U.S. producers, who primarily make anhydrous ethanol, also face limits on the segment of Brazil’s market they can serve. That’s because Brazilian flex cars are directly fueled with hydrous ethanol, while anhydrous is mixed to gasoline and represents a smaller portion of the market.

“U.S. producers could adapt their plants in the Midwest to make hydrous ethanol that meets Brazilian specifications, but that would require investment,” Ono said.

Northeast Mills at Risk

Because U.S. ethanol typically enters Brazil through northeastern ports — the closest to the U.S. — industry leaders and politicians fear a wave of imports could hit smaller, less competitive local mills.

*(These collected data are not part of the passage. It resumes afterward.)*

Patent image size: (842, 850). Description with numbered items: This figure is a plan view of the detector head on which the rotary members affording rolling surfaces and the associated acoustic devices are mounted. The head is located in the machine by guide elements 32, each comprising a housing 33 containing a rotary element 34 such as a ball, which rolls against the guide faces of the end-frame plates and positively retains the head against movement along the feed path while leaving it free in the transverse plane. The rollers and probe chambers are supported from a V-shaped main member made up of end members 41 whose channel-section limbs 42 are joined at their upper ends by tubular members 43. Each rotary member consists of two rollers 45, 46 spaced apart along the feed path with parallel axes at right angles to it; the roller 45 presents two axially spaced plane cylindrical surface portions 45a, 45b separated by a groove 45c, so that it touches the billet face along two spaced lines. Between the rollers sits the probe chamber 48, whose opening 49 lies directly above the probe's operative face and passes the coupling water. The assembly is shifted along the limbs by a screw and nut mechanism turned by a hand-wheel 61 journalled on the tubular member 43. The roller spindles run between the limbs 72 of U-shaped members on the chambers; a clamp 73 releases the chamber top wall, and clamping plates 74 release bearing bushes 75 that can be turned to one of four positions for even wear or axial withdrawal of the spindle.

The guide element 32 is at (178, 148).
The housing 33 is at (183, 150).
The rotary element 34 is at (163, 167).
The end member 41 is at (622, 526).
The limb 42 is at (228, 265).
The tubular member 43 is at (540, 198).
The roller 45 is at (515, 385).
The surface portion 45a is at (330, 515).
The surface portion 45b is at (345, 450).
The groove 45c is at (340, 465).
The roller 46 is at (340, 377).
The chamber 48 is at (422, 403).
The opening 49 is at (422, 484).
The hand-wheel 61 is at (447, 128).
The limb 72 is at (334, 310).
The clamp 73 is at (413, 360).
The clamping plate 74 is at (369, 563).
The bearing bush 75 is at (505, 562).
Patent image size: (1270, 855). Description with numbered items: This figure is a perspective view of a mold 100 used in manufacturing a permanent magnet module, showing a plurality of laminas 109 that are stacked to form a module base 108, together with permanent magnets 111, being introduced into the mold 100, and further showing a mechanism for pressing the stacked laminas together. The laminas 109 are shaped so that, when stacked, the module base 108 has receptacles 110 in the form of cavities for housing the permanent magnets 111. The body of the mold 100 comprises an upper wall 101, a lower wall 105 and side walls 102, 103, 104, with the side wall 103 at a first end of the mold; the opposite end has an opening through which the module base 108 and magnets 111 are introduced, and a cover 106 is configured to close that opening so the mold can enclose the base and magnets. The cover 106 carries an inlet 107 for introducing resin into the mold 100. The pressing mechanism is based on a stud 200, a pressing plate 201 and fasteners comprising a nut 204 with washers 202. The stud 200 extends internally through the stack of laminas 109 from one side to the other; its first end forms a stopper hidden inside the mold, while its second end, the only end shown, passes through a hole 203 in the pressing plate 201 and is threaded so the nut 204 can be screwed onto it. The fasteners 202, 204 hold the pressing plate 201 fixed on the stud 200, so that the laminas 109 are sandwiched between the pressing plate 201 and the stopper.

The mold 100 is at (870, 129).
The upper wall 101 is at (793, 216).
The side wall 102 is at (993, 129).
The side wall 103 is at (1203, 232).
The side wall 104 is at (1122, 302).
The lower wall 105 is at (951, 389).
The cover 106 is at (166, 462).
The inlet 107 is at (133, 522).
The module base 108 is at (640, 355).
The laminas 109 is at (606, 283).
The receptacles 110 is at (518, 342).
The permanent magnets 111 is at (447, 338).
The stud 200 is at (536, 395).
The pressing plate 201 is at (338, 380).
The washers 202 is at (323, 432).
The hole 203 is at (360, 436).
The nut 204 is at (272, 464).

The Northeast produces around 2.5 billion liters of ethanol a year and isn’t self-sufficient, making it more vulnerable to imports.

“The shipments arrive during our harvest season, leading to predatory competition that erodes our competitiveness,” said Renato Cunha, president of Novabio, a bioenergy association representing regional mills. “We end up selling below production costs, without adequate returns — and consumers don’t see lower prices.”

The effects wouldn’t stop there, Cunha added. “If the U.S. sends 1 billion liters, as it did when tariffs were zero, the volume is too large to stay contained in one region. Since Brazil doesn’t need imports, U.S. ethanol ends up depressing prices nationwide.”

Brazil, the world’s second-largest ethanol producer, is expected to make about 36 billion liters in the 2024/25 season, while domestic demand is projected at 35 billion liters.

What About Sugar?

Some in the industry argue that if ethanol enters the trade talks, sugar should too. Washington imposes a $360-per-ton duty on Brazilian sugar that exceeds a small 150,000-ton quota shared among 39 countries.

“It’s a very limited quota — and we’re not even the largest holder,” Cunha said. “If any deal is to be made, it should involve trading ATRs [Total Recoverable Sugar] to balance sucrose output.”

Under that scenario, Brazil could import U.S. ethanol duty-free while exporting more sugar to the U.S. under a tariff exemption.

Brazilian negotiators, Ono said, should also highlight the sustainability advantage of cane-based ethanol compared with U.S. corn ethanol. “Our ethanol has a far smaller carbon footprint,” he said.